3. Profile Before Optimizing

Intuition about bottlenecks is usually wrong. I was convinced shader complexity was our main issue; it turned out draw call overhead dominated. Profiling revealed the truth.

4. Design for the Hardware Spectrum

Performance engineering isn't about maximizing one configuration—it's about delivering acceptable experiences across all configurations your users have.

5. Frame Time Variance Matters

A consistent 45fps often feels smoother than 60fps with occasional drops to 30fps. Variance is the enemy of perceived smoothness.

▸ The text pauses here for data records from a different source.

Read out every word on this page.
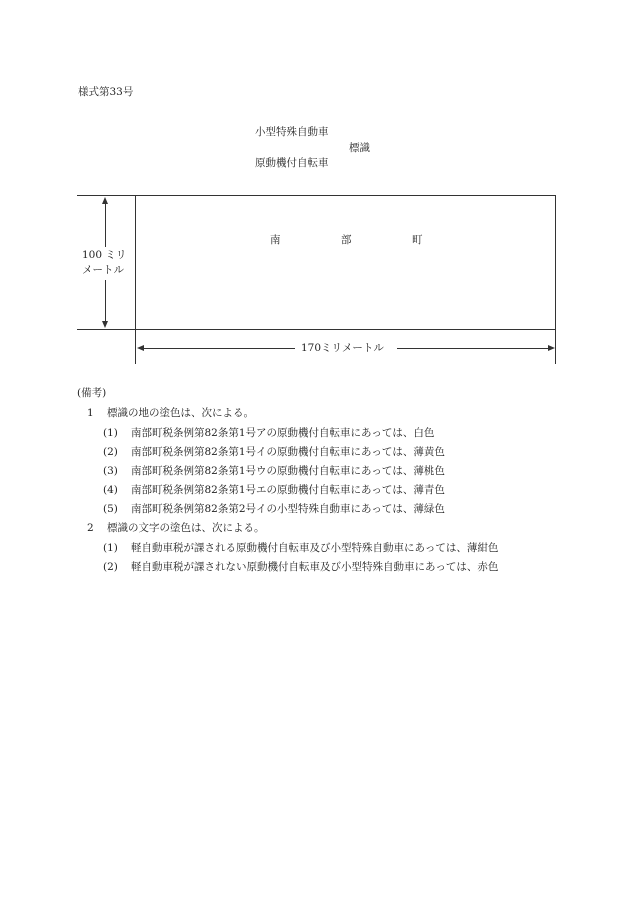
様式第33号
小型特殊自動車
標識
原動機付自転車
南	部	町
100 ミリ
メートル
170ミリメートル
(備考)
1 標識の地の塗色は、次による。
(1) 南部町税条例第82条第1号アの原動機付自転車にあっては、白色
(2) 南部町税条例第82条第1号イの原動機付自転車にあっては、薄黄色
(3) 南部町税条例第82条第1号ウの原動機付自転車にあっては、薄桃色
(4) 南部町税条例第82条第1号エの原動機付自転車にあっては、薄青色
(5) 南部町税条例第82条第2号イの小型特殊自動車にあっては、薄緑色
2 標識の文字の塗色は、次による。
(1) 軽自動車税が課される原動機付自転車及び小型特殊自動車にあっては、薄紺色
(2) 軽自動車税が課されない原動機付自転車及び小型特殊自動車にあっては、赤色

Consistent 45fps:   16ms → 17ms → 16ms → 17ms   ✓ feels smooth
Variable 60fps:     10ms →  8ms → 35ms →  9ms   ✗ feels stuttery

What's Next

Vidova continues to evolve, and so does my understanding of GPU performance. I'm particularly interested in:

  • Temporal techniques: Using frame history for smoother motion and better upscaling
  • Async compute: Overlapping graphics and compute work for better GPU utilization
  • ML-accelerated encoding: Leveraging tensor cores for real-time video processing

The fundamentals don't change, though. Measure accurately. Profile honestly. Optimize what matters. Ship software that respects users' time and hardware.

If you're building performance-critical graphics software, I hope these lessons from the Vidova trenches prove useful. The path from "it works" to "it's fast" is longer than most developers expect—but it's one of the most rewarding engineering challenges I've encountered.